Roadmap to the EECS 373 Resources

EECS 373 F'10 has no book but volumes of reading materials and web resources. This document is an annotated roadmap for navigating through those materials and resources in a structure that roughly follows the class syllabus.
  1. Motivation. Embedded systems are everywhere and they're only becoming more common as processors, memory, sensors, wireless, and power source become smaller and less expensive. Going forward, lots of embedded systems that marry hardware and software are going to be emerging in the home, office, car, train, power grid, and so on. If you're curious about the pedagogical history of this class, check out Steve Reinhard's paper on an earlier version of this class (the details have changed, but not the course goals). If you like building and hacking around with embedded systems, check out SparkFun for lots of cool stuff. If you might like to start a company selling a hardware/software product, you might want to check out the following blogs and websites to get an idea what just one, two, or a few people can pull off these days: FitBit, Saleae, Moteware, PlantSense, WakeMate, and WattVision. Disclaimer: I helped start Moteware as a student, and let's just say it's more than paid for a pretty nice car.

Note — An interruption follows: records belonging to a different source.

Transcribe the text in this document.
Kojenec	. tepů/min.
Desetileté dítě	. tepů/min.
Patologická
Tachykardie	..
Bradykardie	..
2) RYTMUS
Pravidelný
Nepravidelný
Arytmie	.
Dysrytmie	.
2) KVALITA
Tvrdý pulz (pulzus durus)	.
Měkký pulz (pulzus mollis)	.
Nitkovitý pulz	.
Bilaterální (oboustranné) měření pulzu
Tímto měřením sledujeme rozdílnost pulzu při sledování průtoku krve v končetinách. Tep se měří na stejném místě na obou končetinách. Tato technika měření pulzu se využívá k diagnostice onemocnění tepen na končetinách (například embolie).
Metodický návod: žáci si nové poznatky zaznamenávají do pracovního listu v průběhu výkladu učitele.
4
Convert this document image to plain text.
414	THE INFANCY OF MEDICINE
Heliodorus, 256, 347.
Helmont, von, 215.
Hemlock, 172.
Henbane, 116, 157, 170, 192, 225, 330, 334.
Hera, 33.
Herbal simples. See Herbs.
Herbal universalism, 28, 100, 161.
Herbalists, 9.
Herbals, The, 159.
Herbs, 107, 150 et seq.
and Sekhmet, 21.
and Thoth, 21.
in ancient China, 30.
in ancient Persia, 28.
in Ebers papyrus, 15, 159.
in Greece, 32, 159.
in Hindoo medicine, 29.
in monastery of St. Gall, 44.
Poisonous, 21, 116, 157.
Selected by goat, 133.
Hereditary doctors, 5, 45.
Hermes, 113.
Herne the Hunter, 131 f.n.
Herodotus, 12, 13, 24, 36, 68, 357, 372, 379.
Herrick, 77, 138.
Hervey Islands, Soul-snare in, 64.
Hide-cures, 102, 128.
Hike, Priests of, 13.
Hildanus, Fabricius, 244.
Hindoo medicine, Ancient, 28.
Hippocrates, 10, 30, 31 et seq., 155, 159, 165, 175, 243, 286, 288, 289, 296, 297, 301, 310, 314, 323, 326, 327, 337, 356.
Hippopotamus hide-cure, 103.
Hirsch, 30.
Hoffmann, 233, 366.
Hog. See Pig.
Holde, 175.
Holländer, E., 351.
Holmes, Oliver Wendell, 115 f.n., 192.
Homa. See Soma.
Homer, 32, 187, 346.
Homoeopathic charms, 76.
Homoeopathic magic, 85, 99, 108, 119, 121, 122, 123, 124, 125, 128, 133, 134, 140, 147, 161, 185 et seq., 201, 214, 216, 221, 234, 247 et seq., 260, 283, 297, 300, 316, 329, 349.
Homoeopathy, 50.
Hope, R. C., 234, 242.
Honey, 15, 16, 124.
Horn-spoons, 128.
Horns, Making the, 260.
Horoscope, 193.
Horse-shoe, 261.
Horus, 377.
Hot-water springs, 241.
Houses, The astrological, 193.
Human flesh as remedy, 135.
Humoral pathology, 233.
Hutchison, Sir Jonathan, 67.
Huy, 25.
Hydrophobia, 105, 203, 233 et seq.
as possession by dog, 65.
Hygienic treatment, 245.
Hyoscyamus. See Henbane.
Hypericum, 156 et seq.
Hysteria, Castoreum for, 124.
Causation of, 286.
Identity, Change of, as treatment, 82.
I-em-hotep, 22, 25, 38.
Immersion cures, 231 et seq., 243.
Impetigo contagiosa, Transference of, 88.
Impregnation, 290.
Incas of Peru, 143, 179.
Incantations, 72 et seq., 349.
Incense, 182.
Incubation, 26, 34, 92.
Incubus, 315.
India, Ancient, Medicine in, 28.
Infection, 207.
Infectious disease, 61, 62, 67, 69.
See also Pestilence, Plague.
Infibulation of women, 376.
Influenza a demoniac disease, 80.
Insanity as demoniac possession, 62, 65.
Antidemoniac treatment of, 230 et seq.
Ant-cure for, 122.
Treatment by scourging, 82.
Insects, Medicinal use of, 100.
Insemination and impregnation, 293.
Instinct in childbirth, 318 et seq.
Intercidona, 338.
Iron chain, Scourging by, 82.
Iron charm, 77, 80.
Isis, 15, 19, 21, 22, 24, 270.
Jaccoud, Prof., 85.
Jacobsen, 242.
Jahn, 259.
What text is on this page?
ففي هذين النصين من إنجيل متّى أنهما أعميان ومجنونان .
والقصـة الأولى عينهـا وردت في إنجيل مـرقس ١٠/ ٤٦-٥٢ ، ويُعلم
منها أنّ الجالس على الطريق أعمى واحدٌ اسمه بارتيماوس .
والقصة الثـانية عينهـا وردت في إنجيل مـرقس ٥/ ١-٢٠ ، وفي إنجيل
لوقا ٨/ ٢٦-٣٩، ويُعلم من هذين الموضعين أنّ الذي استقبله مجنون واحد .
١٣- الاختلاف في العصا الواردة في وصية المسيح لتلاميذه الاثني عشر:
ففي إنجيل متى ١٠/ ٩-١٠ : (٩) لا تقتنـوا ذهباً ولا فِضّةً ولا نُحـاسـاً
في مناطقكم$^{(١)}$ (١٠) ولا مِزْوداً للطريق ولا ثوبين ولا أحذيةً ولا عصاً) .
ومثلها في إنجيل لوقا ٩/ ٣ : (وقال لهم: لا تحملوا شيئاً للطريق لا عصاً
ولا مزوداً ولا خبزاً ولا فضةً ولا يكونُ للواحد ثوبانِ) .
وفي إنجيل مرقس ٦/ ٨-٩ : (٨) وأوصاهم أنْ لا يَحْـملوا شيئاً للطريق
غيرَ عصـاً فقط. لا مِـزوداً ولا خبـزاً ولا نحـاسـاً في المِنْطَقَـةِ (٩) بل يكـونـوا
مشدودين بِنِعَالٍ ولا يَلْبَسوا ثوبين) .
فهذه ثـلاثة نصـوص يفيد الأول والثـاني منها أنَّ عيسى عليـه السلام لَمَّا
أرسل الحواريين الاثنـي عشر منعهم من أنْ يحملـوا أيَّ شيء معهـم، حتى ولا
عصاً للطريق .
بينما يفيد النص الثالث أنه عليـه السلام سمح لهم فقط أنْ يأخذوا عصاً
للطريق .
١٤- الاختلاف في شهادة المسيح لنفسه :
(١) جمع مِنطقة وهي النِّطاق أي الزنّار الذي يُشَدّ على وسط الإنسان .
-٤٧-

  2. SmartFusion Hardware. We're using the SmartFusion Evaluation Boards in lab. The SmartFusion Kit (User Guide) provides a modern, mixed-signal FPGA/MCU system. The full schematics are also available. The SmartFusion includes an ARM Cortex-M3 as part of the Microcontroller Subsytem (User Guide). SmartFusion also include an Analog Subsystem (User Guide) with ADCs, DACs, comparators, and lots of other interesting things.

  3. Architecture. In this class, we focus on the ARM Architecture in general and the ARM Cortex-M3 in particular. The ARM Cortex-M3 Technical Reference Manual provides a functional description, programmers model, and an overview of the NVIC. An instruction set cheat sheet that lists the instructions in short form is available. If you're looking for all the gory details, check out the ARM Architecture Reference Manual (aka ARM ARM). This 716-page tome covers the ARMv7 M profile, app level programmers model, memory model, ARMv7-M instruction set, Thumb instruction set encoding, Thumb instruction details, system level programmers model, system memory model, system address map, system instructions, and debug architecture. The ARM Architecture Procedure Call Standard specifies how to write code that complies with the ARM Embedded Application Binary Interface (EABI). Different tools that comply with this standard generate compatible object files. The ARM family of processors use the AMBA bus to communicate with non-CPU on-chip peripherals. A historical perspective on the genesis of AMBA is available too. In this class, we focus on two subparts of the AMBA architecture including the AHB-Lite for connecting high-performance peripherals and APB for connecting peripherals to the core.

  4. Memory. Most external parallel devices are either memory or they look like memory and are memory-mapped into the processor's system address space. So, it's useful to know how to interface various memory technologies. Most of the traditional memory interfaces are standardized. For example, the Open NAND Flash Interface specifies the electrical and mechanical specs of the Flash memory interface that Flash chips like the Spansion S29GL512P and others conform to. Another memory datasheet worth taking a look at is GS78108 asynchronous RAM. To learn more about how memory is implemented on chip, you might consider reading about ROMs, EPROMs, and EEPROMs or SRAMs.

  5. Tools. This course uses the GNU GCC tools to develop assembly and C code for the ARM Cortex-M3. We could also have used Keil (from ARM) or other tools but chose GCC since the tools can be freely downloaded. We're using the CodeSourcery toolchain for labs (Getting Started). This toolchain provides/improves the following tools: GNU Assembler (which assembles ARM assembly into object code), GNU Compiler (which compiles C and C++ code into object code), GNU Preprocessor (which processes all those defines and inclues), GNU Linker (which takes one or more object code fragments along with a linker script and turns it into a binary image), GNU Debugger (which allows you to add debugging code to your programs, step through execution, watch variables, etc.), and GNU Binary Utilities (which include objcopy and objdump for changing binary formats, disassmbling object files, etc.).